Gold and Cryptocurrencies, Friends or Foes?

Mon, 10/22/2018 - 14:24

In March 2017, the value of bitcoins surpassed the price of gold by breaking the US$1,200 benchmark. For the first time, debate emerged over its potential to replace the precious metal as a safe haven for investors. “Cryptocurrencies are attractive because some people worry about currency risks inherent to sovereign currencies,” says Trevor Turnbull, Director of Gold and Precious Metals Global Equity Research at Scotia Capital.
For the mining industry, it is difficult to predict whether Bitcoin will bolster gold or undermine its value. Several experts have indicated that a negative relationship exists between gold and Bitcoin. “Toward the end of last year, we started to notice that correlation turned at least mildly negative,” RBC Capital Markets analyst Chris Louney told CNBC in February 2018. If a negative correlation does exist between gold and Bitcoin, it could be one of the factors behind gold’s stagnation in the last year, with prices struggling to break through the US$1,300/oz ceiling.
There have even been suggestions that Bitcoin will eventually replace gold entirely as a store of value. John Pfeffner, Partner at UK-based Pfeffer Capital said at the Sohn investment conference that if Bitcoin displaced just 25 percent of foreign reserves, the total worth of the Bitcoin network would be around US$6.4 trillion. In comparison, the World Gold Council says the value of all gold ever mined is about $7.8 trillion. “Bitcoin is the first viable candidate to replace gold the world has ever seen,” says Pfeffner. “So, if Bitcoin becomes the dominant nonsovereign store of value, it could be the new gold, or new reserve currency.”

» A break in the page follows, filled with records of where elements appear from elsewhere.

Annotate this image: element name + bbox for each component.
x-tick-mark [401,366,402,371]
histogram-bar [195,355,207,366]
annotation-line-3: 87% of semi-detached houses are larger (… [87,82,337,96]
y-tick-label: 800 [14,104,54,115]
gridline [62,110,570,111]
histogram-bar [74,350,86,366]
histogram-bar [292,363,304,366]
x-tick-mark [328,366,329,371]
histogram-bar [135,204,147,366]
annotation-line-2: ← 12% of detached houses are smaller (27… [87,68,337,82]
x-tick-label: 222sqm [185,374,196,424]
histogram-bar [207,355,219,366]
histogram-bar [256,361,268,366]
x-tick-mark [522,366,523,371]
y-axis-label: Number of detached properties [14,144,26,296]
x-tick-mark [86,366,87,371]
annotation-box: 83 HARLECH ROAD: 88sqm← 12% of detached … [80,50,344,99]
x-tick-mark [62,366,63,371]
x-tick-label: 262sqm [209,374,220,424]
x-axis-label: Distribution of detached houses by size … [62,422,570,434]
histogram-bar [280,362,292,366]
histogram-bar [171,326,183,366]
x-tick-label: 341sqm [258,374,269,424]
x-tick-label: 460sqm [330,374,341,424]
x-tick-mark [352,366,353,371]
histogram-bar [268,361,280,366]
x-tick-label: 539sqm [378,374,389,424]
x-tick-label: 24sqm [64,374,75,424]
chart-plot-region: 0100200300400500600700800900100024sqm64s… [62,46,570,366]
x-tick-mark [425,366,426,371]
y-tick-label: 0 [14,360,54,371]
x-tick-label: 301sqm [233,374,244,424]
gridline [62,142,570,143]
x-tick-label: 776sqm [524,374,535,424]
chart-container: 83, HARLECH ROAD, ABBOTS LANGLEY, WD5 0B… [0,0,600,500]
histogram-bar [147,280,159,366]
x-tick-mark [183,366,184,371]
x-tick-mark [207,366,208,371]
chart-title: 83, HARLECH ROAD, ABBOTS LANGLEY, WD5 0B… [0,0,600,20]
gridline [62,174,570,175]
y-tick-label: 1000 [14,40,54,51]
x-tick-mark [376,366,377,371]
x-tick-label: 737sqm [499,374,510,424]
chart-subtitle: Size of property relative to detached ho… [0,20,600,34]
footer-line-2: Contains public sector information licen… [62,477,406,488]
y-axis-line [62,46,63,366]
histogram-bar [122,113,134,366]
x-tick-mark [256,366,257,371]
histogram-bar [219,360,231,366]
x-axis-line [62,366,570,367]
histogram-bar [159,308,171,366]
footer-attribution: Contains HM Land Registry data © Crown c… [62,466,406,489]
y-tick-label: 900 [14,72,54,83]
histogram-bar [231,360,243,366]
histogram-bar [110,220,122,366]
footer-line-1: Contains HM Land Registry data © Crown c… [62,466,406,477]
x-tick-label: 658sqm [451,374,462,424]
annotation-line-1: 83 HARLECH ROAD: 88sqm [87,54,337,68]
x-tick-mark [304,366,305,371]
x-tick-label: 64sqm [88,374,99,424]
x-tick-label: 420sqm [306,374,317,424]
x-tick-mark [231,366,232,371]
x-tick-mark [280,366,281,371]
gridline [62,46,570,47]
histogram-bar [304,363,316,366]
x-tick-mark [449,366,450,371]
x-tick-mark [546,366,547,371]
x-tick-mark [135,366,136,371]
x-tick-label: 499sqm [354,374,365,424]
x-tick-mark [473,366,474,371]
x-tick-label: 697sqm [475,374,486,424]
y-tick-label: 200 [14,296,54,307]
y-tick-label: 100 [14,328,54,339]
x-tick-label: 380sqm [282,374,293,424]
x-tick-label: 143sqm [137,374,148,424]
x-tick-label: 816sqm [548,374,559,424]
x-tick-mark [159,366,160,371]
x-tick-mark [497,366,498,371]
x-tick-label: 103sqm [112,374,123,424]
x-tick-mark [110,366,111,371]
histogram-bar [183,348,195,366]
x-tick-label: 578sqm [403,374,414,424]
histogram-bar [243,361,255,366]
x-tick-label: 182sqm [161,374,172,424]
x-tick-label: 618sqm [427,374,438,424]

Although this seems like bad news for gold miners, the mining industry seems positive about the possibility to find unique ways to collaborate through gold-backed cryptocurrencies. “The growth of the cryptos is a vivid illustration of how much speculative money exists around the world,” says Rob McEwen, Chief Owner of gold operator McEwen Mining. “This is a product of massive monetary expansion, low interest rates globally and the disruptive nature of the digital world.”
To take advantage of the appeal of cryptocurrencies, Tradewind Markets, a technology provider supported by Sprott, Goldcorp and IEX, launched a digital gold trading platform in March 2018. It relies on Vaultchain blockchain technology that offers an unbreakable record of transactions and account balances. Is additionally backed by the Royal Canadian Mint, which is providing storage for physical gold.
Mexico is the world’s eighth largest producer of gold. After a prolonged dip, BMI Research predicts that Mexico’s mining industry will be among the Latin American countries to experience one of the fastest recoveries, with gold projected to make up 34.1 percent of the country’s total production, according to CAMIMEX. Although silver is king, Mexico is also a gold country, with much unexplored territory over the Guerrero gold belt.
Octavio Alvídrez, CEO of Fresnillo says that, while cryptocurrencies could have several applications, they would never replace gold. “Gold, from ancient times to now, has been an indisputable store of wealth and also a way to hedge against geopolitical volatility and inflation. It is a well-regulated and established market,” he says. “Gold has a well-established role in the market while cryptocurrencies still have to be regulated and understood to compete with precious metals.”